In the week ending July 31, credit and debit card spending in the state fell 6 per cent below where it was this time last year, according to Commonwealth Bank.

It was the only state besides the ACT to fall into negative territory that week, having been up 5 per cent the week before.

In an interview with The New Daily before the government announced another expansion to JobKeeper, independent economist Saul Eslake said the revised figures from Treasury suggest GDP growth will be negative in the September quarter – meaning Australia will suffer three consecutive quarters of negative growth.

If the lockdown costs the national economy $6 billion, GDP will decline by 0.1 per cent in the September quarter, Mr Eslake said.

If it costs $9 billion, it will fall by 0.5 per cent.

Prime Minister Scott Morrison will announce another JobKeeper expansion on Friday.

Government must spend even more

Asked whether the government should announce more support measures in light of Victoria’s lockdown, Mr Eslake said more stimulus was a given and only the type of stimulus needed was up for debate.

The Treasurer was right in saying tax cuts would put more money into people’s pockets, he said, but targeted cash handouts, infrastructure spending, and social housing projects would stimulate the economy more effectively, as the money would be spent rather than saved.

“The advantages of social housing programs are, apart from the fact that there’s a real need for them, that they are easy to turn up and down. They have a high labour content, most of the materials used in them are locally produced, and they can also be spread much more widely across the country than, say, a big-ticket infrastructure program like a toll road,” Mr Eslake said.

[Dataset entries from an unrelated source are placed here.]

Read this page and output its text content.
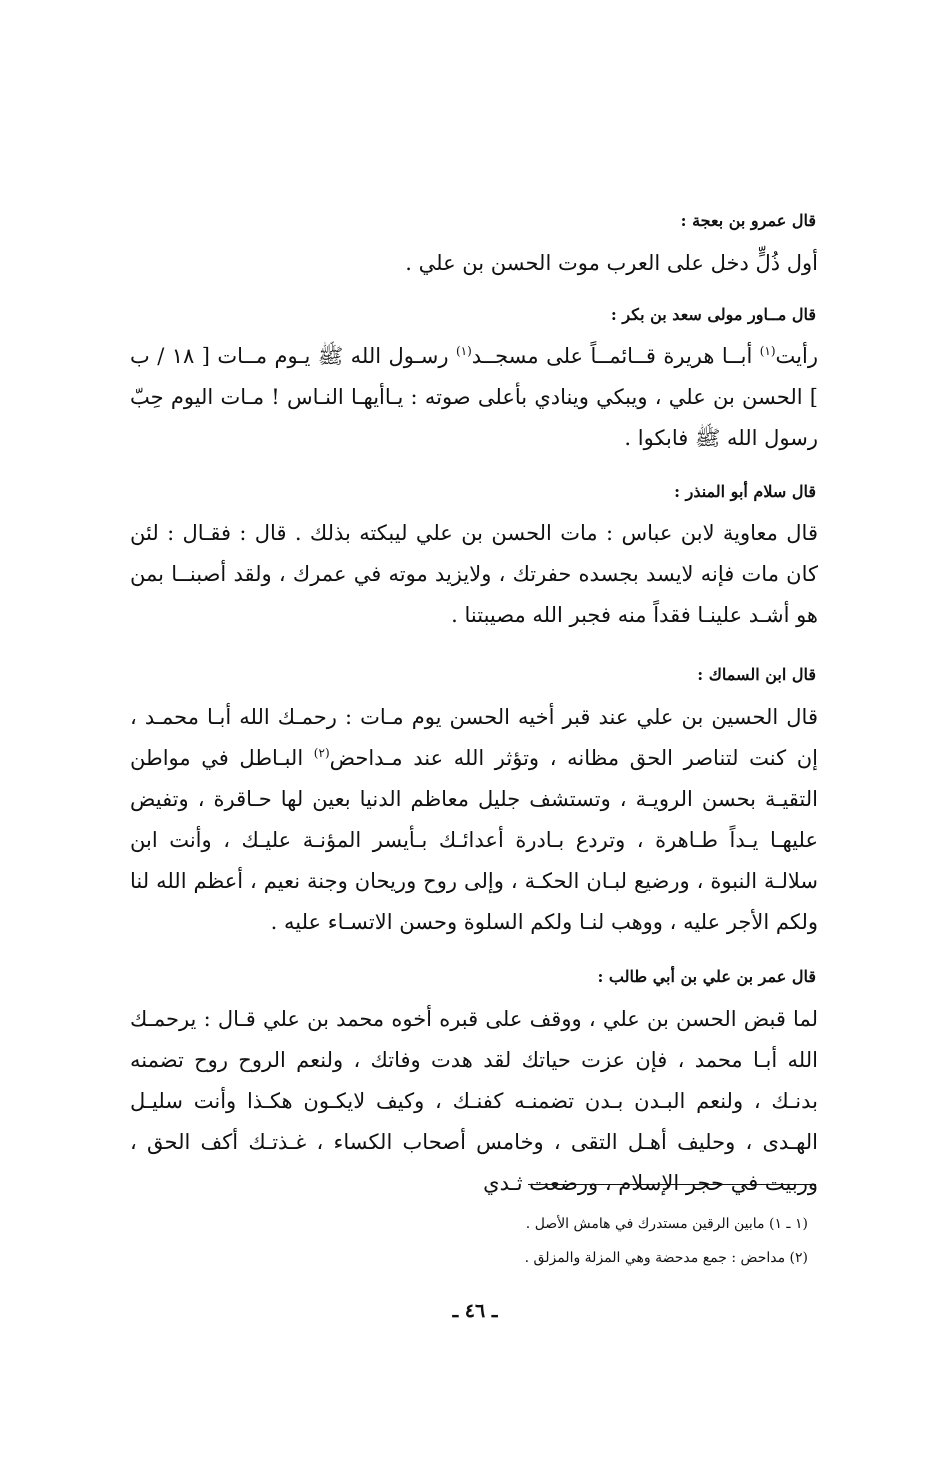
قال عمرو بن بعجة :

أول ذُلٍّ دخل على العرب موت الحسن بن علي .

قال مــاور مولى سعد بن بكر :

رأيت$^{(١)}$ أبــا هريرة قــائمــاً على مسجــد$^{(١)}$ رسـول الله ﷺ يـوم مــات [ ١٨ / ب ] الحسن بن علي ، ويبكي وينادي بأعلى صوته : يـاأيهـا النـاس ! مـات اليوم حِبّ رسول الله ﷺ فابكوا .

قال سلام أبو المنذر :

قال معاوية لابن عباس : مات الحسن بن علي ليبكته بذلك . قال : فقـال : لئن كان مات فإنه لايسد بجسده حفرتك ، ولايزيد موته في عمرك ، ولقد أصبنــا بمن هو أشـد علينـا فقداً منه فجبر الله مصيبتنا .

قال ابن السماك :

قال الحسين بن علي عند قبر أخيه الحسن يوم مـات : رحمـك الله أبـا محمـد ، إن كنت لتناصر الحق مظانه ، وتؤثر الله عند مـداحض$^{(٢)}$ البـاطل في مواطن التقيـة بحسن الرويـة ، وتستشف جليل معاظم الدنيا بعين لها حـاقرة ، وتفيض عليهـا يـداً طـاهرة ، وتردع بـادرة أعدائـك بـأيسر المؤنـة عليـك ، وأنت ابن سلالـة النبوة ، ورضيع لبـان الحكـة ، وإلى روح وريحان وجنة نعيم ، أعظم الله لنا ولكم الأجر عليه ، ووهب لنـا ولكم السلوة وحسن الاتسـاء عليه .

قال عمر بن علي بن أبي طالب :

لما قبض الحسن بن علي ، ووقف على قبره أخوه محمد بن علي قـال : يرحمـك الله أبـا محمد ، فإن عزت حياتك لقد هدت وفاتك ، ولنعم الروح روح تضمنه بدنـك ، ولنعم البـدن بـدن تضمنـه كفنـك ، وكيف لايكـون هكـذا وأنت سليـل الهـدى ، وحليف أهـل التقى ، وخامس أصحاب الكساء ، غـذتـك أكف الحق ، وربيت في حجر الإسلام ، ورضعت ثـدي

(١ ـ ١) مابين الرقين مستدرك في هامش الأصل .
(٢) مداحض : جمع مدحضة وهي المزلة والمزلق .
ـ ٤٦ ـ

The government could also consider introducing a voucher scheme to boost tourism, whereby households are given time-sensitive coupons that can only be spent on certain tourism activities.

“It would be very effective in targeting assistance to where it’s most needed,” Mr Eslake said.

Market Economics director Stephen Koukoulas has also been a vocal advocate of more government spending.

He argued in a column this week that more stimulus was needed even before the Victorian lockdown, as previous measures had been “stingy and tied up in complex red tape”.

“[The stimulus] needs to be targeted at sectors in pain – tourism, education, the arts and related businesses. It needs to be directed at geographical areas where labour underutilisation is set to exceed 25 per cent,” Mr Koukoulas wrote.

“If this call for action sounds like a broken record, it is because economic records are being broken.”